ABOUT SATURNA CAPITAL CORPORATION
Saturna Capital Corporation https://www.saturna.com/, established in 1989 in Bellingham, Washington, USA, is a private, employee-owned, investment adviser with US$3.3 billion in assets under management, providing investment advisory services to mutual funds, institutions, businesses, individuals, and endowments.
Please consider an investment’s objectives, risks, charges, and expenses carefully before investing. To obtain this and other important information about the Sextant Mutual Funds in a current prospectus or summary prospectus, please visit http://www.sextantfunds.com or call toll free 1-800-728-8762. Please read the prospectus or summary prospectus carefully before investing. Distributed by Saturna Brokerage Services, a wholly-owned subsidiary of Saturna Capital Corporation, investment adviser to the Sextant Mutual Funds.
The Growth Fund may invest in smaller companies, which involve higher investment risks in that they often have limited product lines, markets and resources, or their securities may trade less frequently and have greater price fluctuation than those of larger companies.
The International Fund involves risks not typically associated with investing in US securities. These include fluctuations in currency exchange rates, less public information about securities, less governmental market supervision, and lack of uniform financial, social, and political standards.
The Core Fund involves the risks of both equity and debt investing, although it seeks to mitigate these risks by maintaining a widely diversified portfolio that includes domestic stocks, foreign stocks, short and long-term bonds, and money market instruments.
Investment in the Global High Income Fund entails the risks of both equity and debt securities, although it seeks to mitigate these risks through a widely diversified portfolio that includes foreign and domestic stocks and bonds. Issuers of high-yield securities are generally not as strong financially as those issuing higher quality securities. Investments in high-yield securities can be speculative in nature. High-yield bonds may have low or no ratings and may be considered “junk bonds.”

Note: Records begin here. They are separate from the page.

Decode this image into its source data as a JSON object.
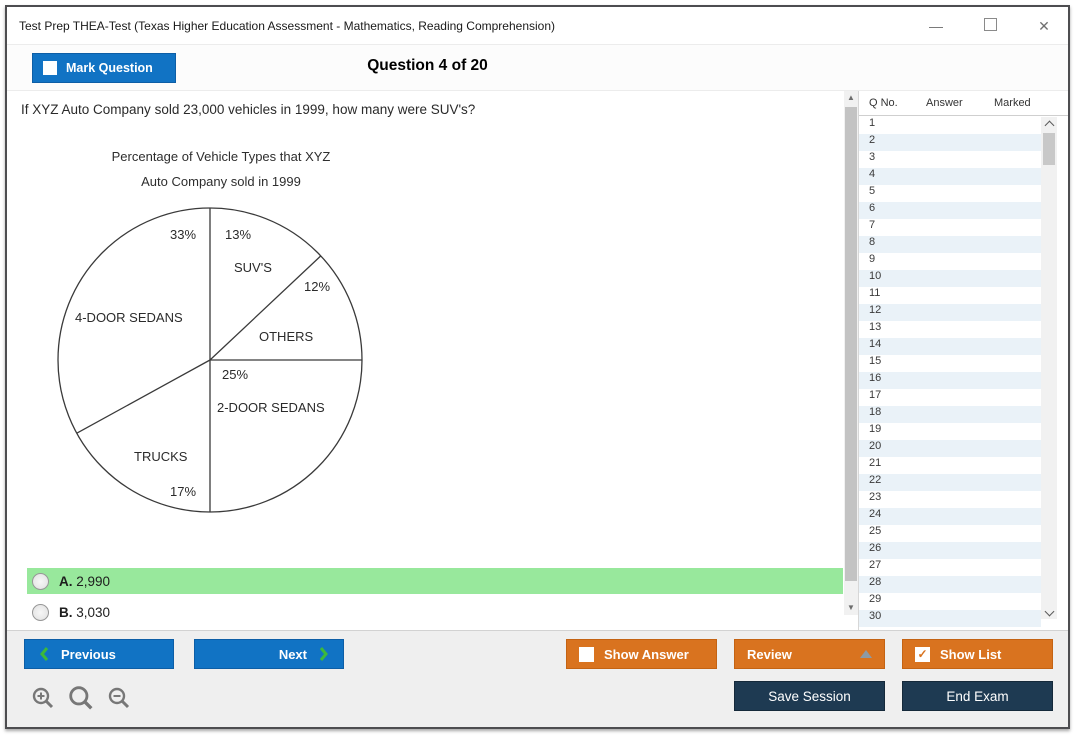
{
  "window": {
    "title": "Test Prep THEA-Test (Texas Higher Education Assessment - Mathematics, Reading Comprehension)",
    "controls": {
      "minimize": "—",
      "close": "✕"
    }
  },
  "header": {
    "mark_question_label": "Mark Question",
    "question_counter": "Question 4 of 20"
  },
  "question": {
    "text": "If XYZ Auto Company sold 23,000 vehicles in 1999, how many were SUV's?"
  },
  "chart_data": {
    "type": "pie",
    "title_line1": "Percentage of Vehicle Types that XYZ",
    "title_line2": "Auto Company sold in 1999",
    "start_angle_deg": 0,
    "direction": "clockwise",
    "style": "outline-only, black stroke on white, labels inside slices",
    "segments": [
      {
        "label": "SUV'S",
        "value": 13,
        "pct": "13%"
      },
      {
        "label": "OTHERS",
        "value": 12,
        "pct": "12%"
      },
      {
        "label": "2-DOOR SEDANS",
        "value": 25,
        "pct": "25%"
      },
      {
        "label": "TRUCKS",
        "value": 17,
        "pct": "17%"
      },
      {
        "label": "4-DOOR SEDANS",
        "value": 33,
        "pct": "33%"
      }
    ]
  },
  "options": [
    {
      "letter": "A.",
      "value": "2,990",
      "highlighted": true
    },
    {
      "letter": "B.",
      "value": "3,030",
      "highlighted": false
    }
  ],
  "question_list": {
    "columns": [
      "Q No.",
      "Answer",
      "Marked"
    ],
    "rows": [
      1,
      2,
      3,
      4,
      5,
      6,
      7,
      8,
      9,
      10,
      11,
      12,
      13,
      14,
      15,
      16,
      17,
      18,
      19,
      20,
      21,
      22,
      23,
      24,
      25,
      26,
      27,
      28,
      29,
      30
    ]
  },
  "footer": {
    "previous": "Previous",
    "next": "Next",
    "show_answer": "Show Answer",
    "review": "Review",
    "show_list": "Show List",
    "save_session": "Save Session",
    "end_exam": "End Exam"
  },
  "colors": {
    "accent_blue": "#1173c4",
    "accent_orange": "#d9731f",
    "navy": "#1e3a52",
    "highlight_green": "#98e89c",
    "row_alternate": "#eaf2f8",
    "chevron_green": "#3cb93c"
  }
}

The risks inherent in the Short-Term Bond and Bond Income Funds depend primarily on the terms and quality of the obligations in their portfolios, as well as on bond market conditions. When interest rates rise, bond prices fall. When interest rates fall, bond prices rise. Bonds with longer maturities (such as those held by the Bond Income Fund) usually are more sensitive to interest rate changes than bonds with shorter maturities (such as those held by the Short-Term Bond Fund). The Funds entail credit risk, which is the possibility that a bond will not be able to pay interest or principal when due. If the credit quality of a bond is perceived to decline, investors will demand a higher yield, which means a lower price on that bond to compensate for the higher level of risk.